Columbia University has more than its share of intellectual hacks, and high on the list is Joseph Massad. Professor Massad's controversial beliefs invite mockery. He believes the Iraq war stemmed from the sexual prowess of the American male ("In such a strategy, Iraqis are posited by American super-masculine fighter-bomber pilots as women and feminised men to be penetrated by the missiles and bombs ejected from American warplanes."); he condones terrorism against Israel ("This can be done by the continuing resistance of Palestinians in Israel and the Occupied Territories to all the civil and military institutions that uphold Jewish supremacy"); and lastly, he attempted to exile a student from his class who had the gall to disagree with him.

Massad's most recent work further supports the idea that Massad belongs on a psychiatrist's couch, not behind a podium. In Desiring Arabs, Massad asserts that the West "produces homosexuals as well as gays and lesbians, where they do not exist." But for colonialism, Massad contends, there would be no gay people in the Middle East for the tyrannical governments of Egypt and Iran to persecute. Although Massad says he opposes hanging gay people, he shifts the blame from the hooded executioners to the United States.

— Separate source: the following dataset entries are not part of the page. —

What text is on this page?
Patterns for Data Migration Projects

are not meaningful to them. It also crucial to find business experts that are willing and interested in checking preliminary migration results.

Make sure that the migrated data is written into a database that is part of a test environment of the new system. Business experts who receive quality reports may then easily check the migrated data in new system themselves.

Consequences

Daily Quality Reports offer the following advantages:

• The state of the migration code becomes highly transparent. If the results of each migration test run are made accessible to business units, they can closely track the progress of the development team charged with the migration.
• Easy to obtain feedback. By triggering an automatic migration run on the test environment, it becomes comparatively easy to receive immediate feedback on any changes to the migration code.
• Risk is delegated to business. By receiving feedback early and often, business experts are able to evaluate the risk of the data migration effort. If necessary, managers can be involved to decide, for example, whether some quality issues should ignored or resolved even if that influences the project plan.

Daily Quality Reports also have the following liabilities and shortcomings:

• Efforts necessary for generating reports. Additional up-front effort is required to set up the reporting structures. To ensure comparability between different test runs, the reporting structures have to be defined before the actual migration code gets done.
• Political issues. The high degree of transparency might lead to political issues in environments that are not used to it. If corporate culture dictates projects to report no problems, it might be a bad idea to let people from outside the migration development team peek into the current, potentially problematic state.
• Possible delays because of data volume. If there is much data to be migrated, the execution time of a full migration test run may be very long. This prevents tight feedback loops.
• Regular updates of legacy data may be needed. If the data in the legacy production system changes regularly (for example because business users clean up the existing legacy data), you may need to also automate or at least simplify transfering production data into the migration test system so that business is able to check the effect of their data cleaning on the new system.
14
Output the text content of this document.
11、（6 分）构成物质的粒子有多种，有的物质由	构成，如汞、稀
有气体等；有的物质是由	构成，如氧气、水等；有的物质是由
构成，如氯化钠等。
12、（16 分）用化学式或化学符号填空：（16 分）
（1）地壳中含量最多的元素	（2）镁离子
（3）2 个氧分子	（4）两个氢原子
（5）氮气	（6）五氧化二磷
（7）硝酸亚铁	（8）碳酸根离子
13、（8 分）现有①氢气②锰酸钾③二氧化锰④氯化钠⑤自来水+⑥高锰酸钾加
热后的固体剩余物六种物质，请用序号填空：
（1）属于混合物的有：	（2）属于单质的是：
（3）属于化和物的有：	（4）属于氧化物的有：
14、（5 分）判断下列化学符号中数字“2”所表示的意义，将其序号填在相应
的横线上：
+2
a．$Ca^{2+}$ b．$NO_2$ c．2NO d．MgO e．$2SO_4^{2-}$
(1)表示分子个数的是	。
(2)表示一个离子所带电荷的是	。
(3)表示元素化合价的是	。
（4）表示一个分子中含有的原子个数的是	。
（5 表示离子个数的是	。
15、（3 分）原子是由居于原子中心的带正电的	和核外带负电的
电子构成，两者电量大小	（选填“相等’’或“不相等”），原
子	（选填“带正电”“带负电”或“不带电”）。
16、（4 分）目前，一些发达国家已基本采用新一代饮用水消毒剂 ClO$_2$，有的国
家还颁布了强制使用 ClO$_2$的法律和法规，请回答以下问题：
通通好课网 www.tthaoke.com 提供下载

When Iranian President Mahmoud Ahmadinejad visited Columbia last fall and made a similar claim ("In Iran, we don't have homosexuals like in your country."), students laughed and booed. They recently, however, elected to award Massad the Lionel Trilling Book Award for making the nearly identical claim. Last year, Marty Peretz reported some good news: Columbia University had declined to give Massad tenure. Apparently, Peretz spoke too soon. After cries from the Middle Eastern Studies Department, the Provost agreed to appoint a second ad hoc committee this year. Will Columbia have the good-sense to banish him once and for all?